Kala itu simbol ini disebut #Sharp.
- Pada abad ke-14, singkatan lb
dari libra masuk ke dalam bahasa Inggris. Lama kelamaan lb berubah menjadi #
dan disebut #Pounds
- Pada tahun 1970, seorang
teknisi asal Prancis, Emile Baudot membuat abjad Telegraph pertama. Pada versi
yang digunakan kantor pos Inggris, 11.011 adalah £. Tapi simbol tersebut di
Amerika berubah versi menjadi #. Keduanya disebut #PoundSign.
- Pada pertengahan abad ke-20,
notasi aljabar menggantikan notasi deskriptif dalam catur, # artinya #Checkmate
- Kemudian, pada tahun 1960, para
ilmuwan dari Bell Laboratorium menambahkan simbol # pada papan tombol keyphone
telepon untuk menandakan instruksi pada sistem operasi telepon. Sistem itu
disebut #Oktothorpe.
- Di akhir tahun 1980, simbol #
mulai memiliki beragam makna dalam beberapa bahasa pemrograman. Misalnya #
digunakan dalam bahasa C-like untuk memulai #PreprocessorDirective.
- Pertengahan tahun 2000, simbol
# digunakan dalam jaringan IRC untuk menandakan #Label group dan topic.
- Tujuh tahun kemudian, tepatnya
pada 23 Agustus 2007, Chris Messina (@factoryjoe) menulis tweet pertamanya yang
menyarankan menggunakan simbol #. Tweet tersebut bertuliskan: “How do you feel
about using # (pound) for group. As in #barcamp?”
- Pada 1 Juni 2009, Twitter
hyperlink didahului dengan # dan menjadikannya sebagai fitur resmi.
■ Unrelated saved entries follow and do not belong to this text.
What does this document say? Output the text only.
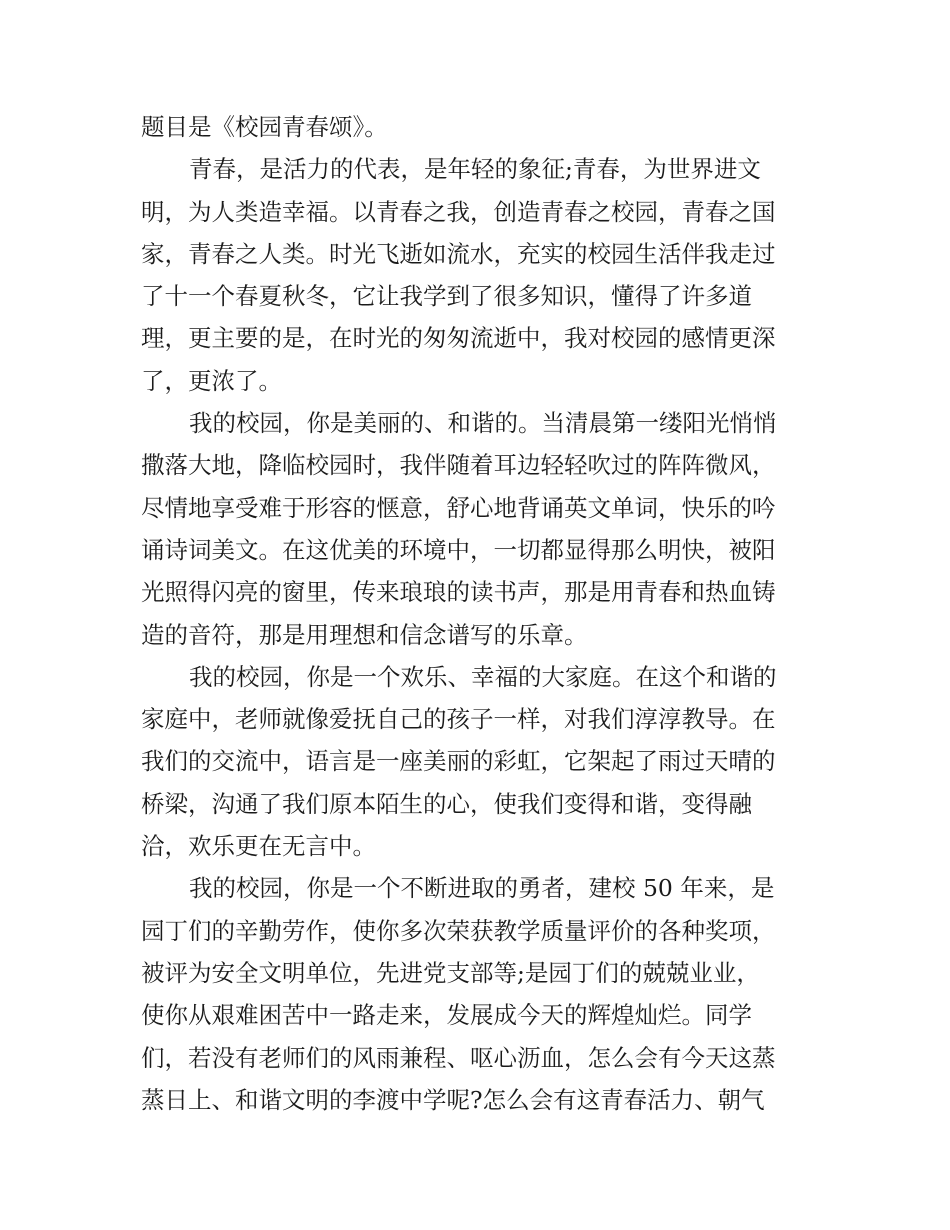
题目是《校园青春颂》。
青春，是活力的代表，是年轻的象征;青春，为世界进文
明，为人类造幸福。以青春之我，创造青春之校园，青春之国
家，青春之人类。时光飞逝如流水，充实的校园生活伴我走过
了十一个春夏秋冬，它让我学到了很多知识，懂得了许多道
理，更主要的是，在时光的匆匆流逝中，我对校园的感情更深
了，更浓了。
我的校园，你是美丽的、和谐的。当清晨第一缕阳光悄悄
撒落大地，降临校园时，我伴随着耳边轻轻吹过的阵阵微风，
尽情地享受难于形容的惬意，舒心地背诵英文单词，快乐的吟
诵诗词美文。在这优美的环境中，一切都显得那么明快，被阳
光照得闪亮的窗里，传来琅琅的读书声，那是用青春和热血铸
造的音符，那是用理想和信念谱写的乐章。
我的校园，你是一个欢乐、幸福的大家庭。在这个和谐的
家庭中，老师就像爱抚自己的孩子一样，对我们淳淳教导。在
我们的交流中，语言是一座美丽的彩虹，它架起了雨过天晴的
桥梁，沟通了我们原本陌生的心，使我们变得和谐，变得融
洽，欢乐更在无言中。
我的校园，你是一个不断进取的勇者，建校 50 年来，是
园丁们的辛勤劳作，使你多次荣获教学质量评价的各种奖项，
被评为安全文明单位，先进党支部等;是园丁们的兢兢业业，
使你从艰难困苦中一路走来，发展成今天的辉煌灿烂。同学
们，若没有老师们的风雨兼程、呕心沥血，怎么会有今天这蒸
蒸日上、和谐文明的李渡中学呢?怎么会有这青春活力、朝气
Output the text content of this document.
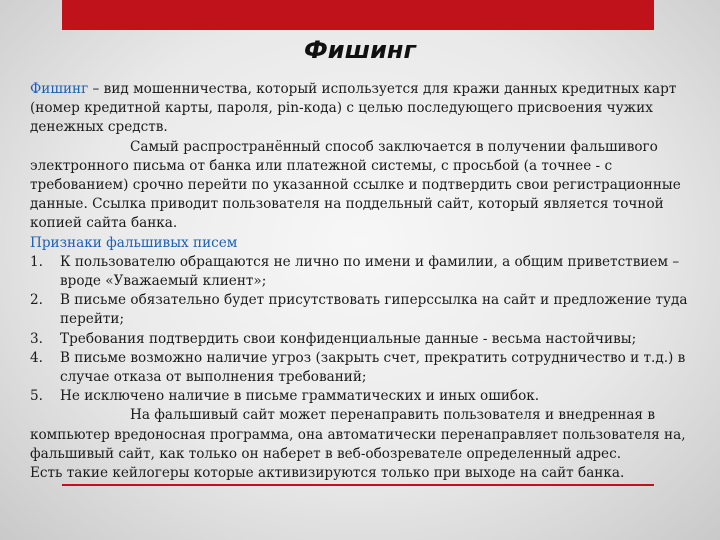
Фишинг

Фишинг – вид мошенничества, который используется для кражи данных кредитных карт (номер кредитной карты, пароля, pin-кода) с целью последующего присвоения чужих денежных средств.

Самый распространённый способ заключается в получении фальшивого электронного письма от банка или платежной системы, с просьбой (а точнее - с требованием) срочно перейти по указанной ссылке и подтвердить свои регистрационные данные. Ссылка приводит пользователя на поддельный сайт, который является точной копией сайта банка.

Признаки фальшивых писем

1.	К пользователю обращаются не лично по имени и фамилии, а общим приветствием – вроде «Уважаемый клиент»;
2.	В письме обязательно будет присутствовать гиперссылка на сайт и предложение туда перейти;
3.	Требования подтвердить свои конфиденциальные данные - весьма настойчивы;
4.	В письме возможно наличие угроз (закрыть счет, прекратить сотрудничество и т.д.) в случае отказа от выполнения требований;
5.	Не исключено наличие в письме грамматических и иных ошибок.

На фальшивый сайт может перенаправить пользователя и внедренная в компьютер вредоносная программа, она автоматически перенаправляет пользователя на, фальшивый сайт, как только он наберет в веб-обозревателе определенный адрес.

Есть такие кейлогеры которые активизируются только при выходе на сайт банка.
Kemudian
lahirlah #Hashtag.
- Januari 2011, aplikasi berbagi
foto Instagram memperkenalkan fitur #Hashtag.
- Lalu, pada September 2012,
Google+ mengenalkan fitur #Hashtag dalam jaringan sosial miliknya.
- Pada Juni 2013, Facebook juga
meluncurkan fitur #Hashtag.
Di era media sosial seperti
sekarang, membentuk opini publik di dunia maya telah menjadi fenomena yang
cukup serius. Ini bisa kita lihat misalnya, melalui perang tagar yang
seringkali menjadi cara-cara yang cukup jitu dalam menggiring para pengguna
media sosial untuk fokus pada satu opini.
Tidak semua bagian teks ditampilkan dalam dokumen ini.